Les frugaux ont enfin alerté sur le manque de solutions concrètes trouvées à l’heure actuelle pour rembourser la dette que la Commission se propose de contracter, rouvrant le très délicat débat des ressources propres du budget européen. Charles Michel a aussi répondu à cette demande la semaine dernière en proposant la mise en place d'une taxe sur les plastiques non recyclables dès 2021 et une taxe numérique dès 2023.

Début de consensus

Le Belge a trouvé le début d’un consensus autour des critères d’allocation du fonds de relance.

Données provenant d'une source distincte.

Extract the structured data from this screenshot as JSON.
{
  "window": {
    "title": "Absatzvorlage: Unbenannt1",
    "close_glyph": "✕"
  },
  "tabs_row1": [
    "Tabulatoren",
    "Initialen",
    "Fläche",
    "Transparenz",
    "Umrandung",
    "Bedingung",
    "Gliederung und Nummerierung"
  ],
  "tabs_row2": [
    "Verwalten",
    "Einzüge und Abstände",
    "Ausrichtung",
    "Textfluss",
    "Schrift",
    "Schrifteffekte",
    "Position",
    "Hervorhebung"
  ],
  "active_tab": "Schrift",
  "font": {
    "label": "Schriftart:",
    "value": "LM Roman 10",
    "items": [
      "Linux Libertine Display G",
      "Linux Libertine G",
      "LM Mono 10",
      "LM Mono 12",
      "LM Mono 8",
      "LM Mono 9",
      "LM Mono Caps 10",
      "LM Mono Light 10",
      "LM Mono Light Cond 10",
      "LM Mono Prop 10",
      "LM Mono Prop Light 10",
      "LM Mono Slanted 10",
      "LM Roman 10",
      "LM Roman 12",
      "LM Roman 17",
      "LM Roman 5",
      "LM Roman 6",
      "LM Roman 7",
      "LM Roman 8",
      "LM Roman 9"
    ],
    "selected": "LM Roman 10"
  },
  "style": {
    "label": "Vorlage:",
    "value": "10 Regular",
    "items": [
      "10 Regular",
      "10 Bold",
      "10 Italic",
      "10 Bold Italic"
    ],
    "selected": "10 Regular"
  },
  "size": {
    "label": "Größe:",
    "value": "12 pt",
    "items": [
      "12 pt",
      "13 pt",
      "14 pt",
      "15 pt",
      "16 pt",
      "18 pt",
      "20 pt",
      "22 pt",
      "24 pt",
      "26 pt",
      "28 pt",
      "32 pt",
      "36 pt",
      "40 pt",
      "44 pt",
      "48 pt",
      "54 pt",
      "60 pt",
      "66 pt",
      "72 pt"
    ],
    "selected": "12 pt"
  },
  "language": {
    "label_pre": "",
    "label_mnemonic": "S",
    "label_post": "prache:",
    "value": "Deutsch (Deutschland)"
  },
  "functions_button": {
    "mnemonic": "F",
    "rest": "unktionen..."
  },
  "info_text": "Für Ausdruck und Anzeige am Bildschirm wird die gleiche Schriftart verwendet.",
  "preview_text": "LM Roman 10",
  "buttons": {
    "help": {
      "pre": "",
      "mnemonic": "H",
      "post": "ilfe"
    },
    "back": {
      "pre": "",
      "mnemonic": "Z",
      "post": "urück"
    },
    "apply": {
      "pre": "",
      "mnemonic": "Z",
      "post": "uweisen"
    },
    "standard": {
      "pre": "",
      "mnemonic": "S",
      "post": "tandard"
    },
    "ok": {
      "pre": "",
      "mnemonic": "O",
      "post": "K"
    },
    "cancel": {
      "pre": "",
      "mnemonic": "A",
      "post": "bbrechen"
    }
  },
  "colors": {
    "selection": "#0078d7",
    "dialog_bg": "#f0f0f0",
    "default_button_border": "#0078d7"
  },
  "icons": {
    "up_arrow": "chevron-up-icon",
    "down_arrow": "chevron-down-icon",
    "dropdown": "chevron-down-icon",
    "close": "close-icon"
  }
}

Dans sa proposition, Bruxelles envisageait de distribuer directement aux Etats 560 milliards d’euros (310 en subventions, 250 en prêts) en prenant en compte le PIB per capita, la population et le taux de chômage sur les cinq dernières années. Des critères très critiqués à travers l’Europe, les Etats-membres, frugaux en têtes, reprochant à la Commission de ne tenir aucun compte de l’impact de la crise.

La semaine dernière, Charles Michel a proposé d’y intégrer un élément dynamique, en faisant dépendre 30% des versements - ceux prévus en 2022 - de la chute du PIB dans les Etats-membres d’ici là.

Convaincre les frugaux ne sera toutefois pas suffisant : ces derniers jours, les Etats d’Europe centrale ont refait parler d’eux en s’opposant vertement à deux initiatives inscrites dans les négociations. Le Parlement hongrois, dominé par Fidesz, le parti du Premier ministre Viktor Orbán, a ainsi voté une résolution refusant tout mécanisme de protection de l’Etat de droit. La proposition sur la table permettrait en effet de suspendre les financements européens d’un Etat-membre en cas de «défaillance généralisée de l’Etat de droit». Si l’initiative a déjà été vidée de sa substance, sa mise en oeuvre resterait une victoire symbolique pour les défenseurs de l’Etat de droit, que Viktor Orbán veut éviter.

La Pologne a quant à elle choisi les sujets environnementaux, refusant le chiffre de 30% de dépenses vertes dans le fonds de relance proposé par Charles Michel, ainsi que la conditionnalité de l’obtention de certains subsides à l’acceptation de l’objectif de neutralité carbone à l’horizon 2050.

Les autres Etats préfèrent faire profil bas et afficher leur ouverture au compromis, avant d’entamer ces négociations d’une importance capitale pour l’avenir de l’Europe.